Today CREW and Alan Morrison, a professor at the George Washington University Law School, filed a friend of the court brief in the U.S. Court of Appeals for the Ninth Circuit asking the Court to find the Defense of Marriage Act (DOMA) unconstitutional.
Read the full friend of the court brief here.
CREW’s brief pointed out the perverse effects for ethics, tax, and bankruptcy laws DOMA has by recognizing only opposite sex marriages. For example, DOMA undermines a host of federal ethics laws by excluding from their reach same-sex married couples, who are free to ignore judicial recusal requirements, many requirements to report certain financial information pertaining to their spouses, and other provisions intended to protect against conflicts of interest.
CREW made these same arguments before the U.S. Court of Appeals for the First Circuit, and they formed the basis for that court’s discussion of additional reasons why DOMA is unconstitutional.

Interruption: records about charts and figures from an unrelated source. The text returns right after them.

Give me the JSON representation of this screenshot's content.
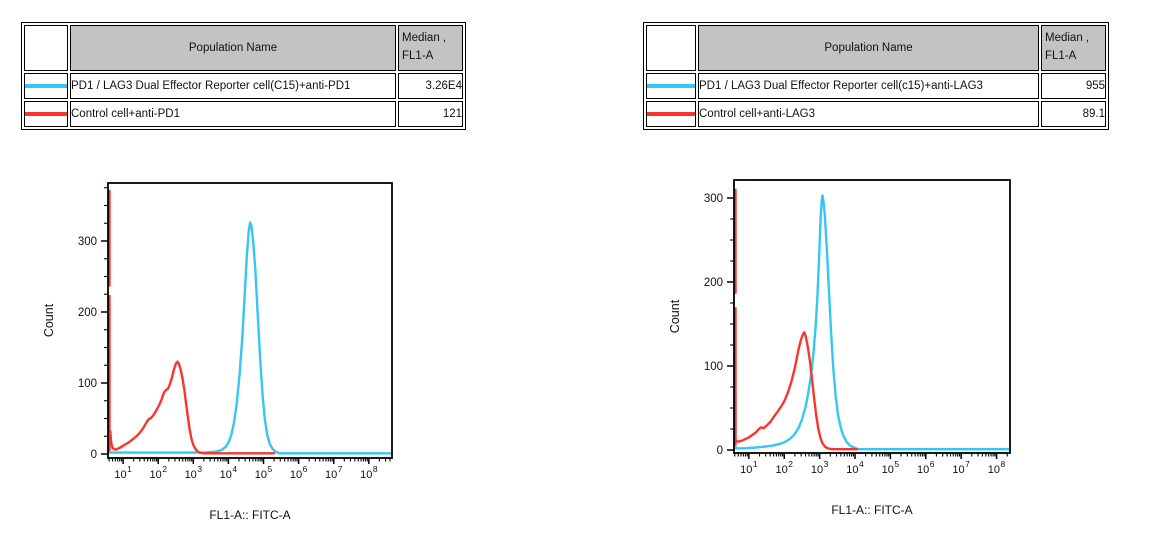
{
  "colors": {
    "series_cyan": "#35C6F4",
    "series_red": "#F8362E",
    "table_header_bg": "#C3C3C3",
    "axis": "#000000"
  },
  "panels": [
    {
      "table": {
        "population_header": "Population Name",
        "median_header_line1": "Median ,",
        "median_header_line2": "FL1-A",
        "rows": [
          {
            "swatch_color": "#35C6F4",
            "name": "PD1 / LAG3 Dual Effector Reporter cell(C15)+anti-PD1",
            "median": "3.26E4"
          },
          {
            "swatch_color": "#F8362E",
            "name": "Control cell+anti-PD1",
            "median": "121"
          }
        ]
      }
    },
    {
      "table": {
        "population_header": "Population Name",
        "median_header_line1": "Median ,",
        "median_header_line2": "FL1-A",
        "rows": [
          {
            "swatch_color": "#35C6F4",
            "name": "PD1 / LAG3 Dual Effector Reporter cell(c15)+anti-LAG3",
            "median": "955"
          },
          {
            "swatch_color": "#F8362E",
            "name": "Control cell+anti-LAG3",
            "median": "89.1"
          }
        ]
      }
    }
  ],
  "chart_data": [
    {
      "type": "line",
      "subtype": "flow-histogram",
      "xlabel": "FL1-A:: FITC-A",
      "ylabel": "Count",
      "xscale": "log10",
      "xlog_min": 0.57,
      "xlog_max": 8.66,
      "x_major_ticks_exponents": [
        1,
        2,
        3,
        4,
        5,
        6,
        7,
        8
      ],
      "y_major_ticks": [
        0,
        100,
        200,
        300
      ],
      "y_minor_step": 25,
      "y_max": 378,
      "grid": false,
      "legend": "none",
      "series": [
        {
          "name": "PD1 / LAG3 Dual Effector Reporter cell(C15)+anti-PD1",
          "color": "#35C6F4",
          "peak_x_log10": 4.62,
          "peak_count": 326,
          "edge_spike_segments": [],
          "points_logx_count": [
            [
              0.585,
              2
            ],
            [
              1.2,
              2
            ],
            [
              2.0,
              2
            ],
            [
              2.8,
              2
            ],
            [
              3.3,
              2
            ],
            [
              3.55,
              3
            ],
            [
              3.7,
              4
            ],
            [
              3.82,
              6
            ],
            [
              3.92,
              10
            ],
            [
              4.0,
              16
            ],
            [
              4.08,
              26
            ],
            [
              4.16,
              44
            ],
            [
              4.24,
              72
            ],
            [
              4.32,
              112
            ],
            [
              4.4,
              168
            ],
            [
              4.47,
              230
            ],
            [
              4.53,
              283
            ],
            [
              4.58,
              315
            ],
            [
              4.62,
              326
            ],
            [
              4.66,
              320
            ],
            [
              4.71,
              298
            ],
            [
              4.77,
              258
            ],
            [
              4.83,
              202
            ],
            [
              4.9,
              138
            ],
            [
              4.97,
              84
            ],
            [
              5.04,
              48
            ],
            [
              5.11,
              26
            ],
            [
              5.18,
              14
            ],
            [
              5.26,
              7
            ],
            [
              5.35,
              3
            ],
            [
              5.45,
              1
            ],
            [
              6.2,
              1
            ],
            [
              7.4,
              1
            ],
            [
              8.64,
              1
            ]
          ]
        },
        {
          "name": "Control cell+anti-PD1",
          "color": "#F8362E",
          "peak_x_log10": 2.55,
          "peak_count": 130,
          "edge_spike_segments": [
            [
              4,
              224
            ],
            [
              236,
              372
            ]
          ],
          "points_logx_count": [
            [
              0.585,
              4
            ],
            [
              0.61,
              30
            ],
            [
              0.635,
              32
            ],
            [
              0.66,
              16
            ],
            [
              0.7,
              8
            ],
            [
              0.78,
              6
            ],
            [
              0.88,
              8
            ],
            [
              0.98,
              11
            ],
            [
              1.08,
              14
            ],
            [
              1.18,
              17
            ],
            [
              1.28,
              21
            ],
            [
              1.38,
              25
            ],
            [
              1.48,
              30
            ],
            [
              1.58,
              37
            ],
            [
              1.66,
              44
            ],
            [
              1.73,
              49
            ],
            [
              1.8,
              51
            ],
            [
              1.87,
              55
            ],
            [
              1.94,
              61
            ],
            [
              2.02,
              68
            ],
            [
              2.1,
              77
            ],
            [
              2.16,
              86
            ],
            [
              2.22,
              90
            ],
            [
              2.28,
              92
            ],
            [
              2.34,
              99
            ],
            [
              2.4,
              109
            ],
            [
              2.46,
              121
            ],
            [
              2.51,
              128
            ],
            [
              2.55,
              130
            ],
            [
              2.59,
              127
            ],
            [
              2.64,
              119
            ],
            [
              2.69,
              107
            ],
            [
              2.74,
              92
            ],
            [
              2.79,
              73
            ],
            [
              2.84,
              54
            ],
            [
              2.89,
              37
            ],
            [
              2.94,
              23
            ],
            [
              2.99,
              14
            ],
            [
              3.05,
              8
            ],
            [
              3.11,
              4
            ],
            [
              3.18,
              2
            ],
            [
              3.3,
              1
            ],
            [
              4.2,
              1
            ],
            [
              5.3,
              1
            ]
          ]
        }
      ]
    },
    {
      "type": "line",
      "subtype": "flow-histogram",
      "xlabel": "FL1-A:: FITC-A",
      "ylabel": "Count",
      "xscale": "log10",
      "xlog_min": 0.58,
      "xlog_max": 8.38,
      "x_major_ticks_exponents": [
        1,
        2,
        3,
        4,
        5,
        6,
        7,
        8
      ],
      "y_major_ticks": [
        0,
        100,
        200,
        300
      ],
      "y_minor_step": 25,
      "y_max": 318,
      "grid": false,
      "legend": "none",
      "series": [
        {
          "name": "PD1 / LAG3 Dual Effector Reporter cell(c15)+anti-LAG3",
          "color": "#35C6F4",
          "peak_x_log10": 3.08,
          "peak_count": 303,
          "edge_spike_segments": [
            [
              1,
              68
            ]
          ],
          "points_logx_count": [
            [
              0.595,
              2
            ],
            [
              0.9,
              2
            ],
            [
              1.2,
              3
            ],
            [
              1.45,
              4
            ],
            [
              1.65,
              5
            ],
            [
              1.85,
              7
            ],
            [
              2.0,
              9
            ],
            [
              2.15,
              13
            ],
            [
              2.28,
              18
            ],
            [
              2.4,
              26
            ],
            [
              2.5,
              36
            ],
            [
              2.6,
              51
            ],
            [
              2.68,
              68
            ],
            [
              2.76,
              90
            ],
            [
              2.83,
              117
            ],
            [
              2.89,
              148
            ],
            [
              2.94,
              185
            ],
            [
              2.99,
              235
            ],
            [
              3.03,
              278
            ],
            [
              3.06,
              298
            ],
            [
              3.08,
              303
            ],
            [
              3.11,
              296
            ],
            [
              3.15,
              278
            ],
            [
              3.2,
              243
            ],
            [
              3.26,
              193
            ],
            [
              3.32,
              142
            ],
            [
              3.38,
              100
            ],
            [
              3.45,
              65
            ],
            [
              3.52,
              42
            ],
            [
              3.6,
              26
            ],
            [
              3.68,
              16
            ],
            [
              3.77,
              9
            ],
            [
              3.87,
              5
            ],
            [
              3.97,
              3
            ],
            [
              4.1,
              1
            ],
            [
              5.2,
              1
            ],
            [
              6.6,
              1
            ],
            [
              8.36,
              1
            ]
          ]
        },
        {
          "name": "Control cell+anti-LAG3",
          "color": "#F8362E",
          "peak_x_log10": 2.57,
          "peak_count": 140,
          "edge_spike_segments": [
            [
              6,
              170
            ],
            [
              186,
              311
            ]
          ],
          "points_logx_count": [
            [
              0.595,
              7
            ],
            [
              0.63,
              11
            ],
            [
              0.7,
              10
            ],
            [
              0.8,
              11
            ],
            [
              0.9,
              13
            ],
            [
              1.0,
              15
            ],
            [
              1.1,
              18
            ],
            [
              1.2,
              21
            ],
            [
              1.28,
              25
            ],
            [
              1.35,
              27
            ],
            [
              1.42,
              26
            ],
            [
              1.5,
              29
            ],
            [
              1.6,
              33
            ],
            [
              1.7,
              39
            ],
            [
              1.8,
              45
            ],
            [
              1.9,
              51
            ],
            [
              2.0,
              58
            ],
            [
              2.1,
              68
            ],
            [
              2.2,
              81
            ],
            [
              2.3,
              98
            ],
            [
              2.4,
              119
            ],
            [
              2.47,
              131
            ],
            [
              2.53,
              138
            ],
            [
              2.57,
              140
            ],
            [
              2.61,
              135
            ],
            [
              2.66,
              124
            ],
            [
              2.72,
              108
            ],
            [
              2.78,
              87
            ],
            [
              2.84,
              63
            ],
            [
              2.9,
              42
            ],
            [
              2.96,
              26
            ],
            [
              3.02,
              15
            ],
            [
              3.08,
              8
            ],
            [
              3.15,
              4
            ],
            [
              3.22,
              2
            ],
            [
              3.35,
              1
            ],
            [
              4.05,
              1
            ]
          ]
        }
      ]
    }
  ]
}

In today’s brief, CREW also highlighted how DOMA undermines provisions of the Tax Code by affording same-sex married couples certain tax benefits Congress denied opposite sex married couples seeking to take advantage of certain loopholes in the Tax Code. Similarly, DOMA’s exclusion of same-sex married couples from the definition of marriage also frustrates various provisions of the Bankruptcy Code.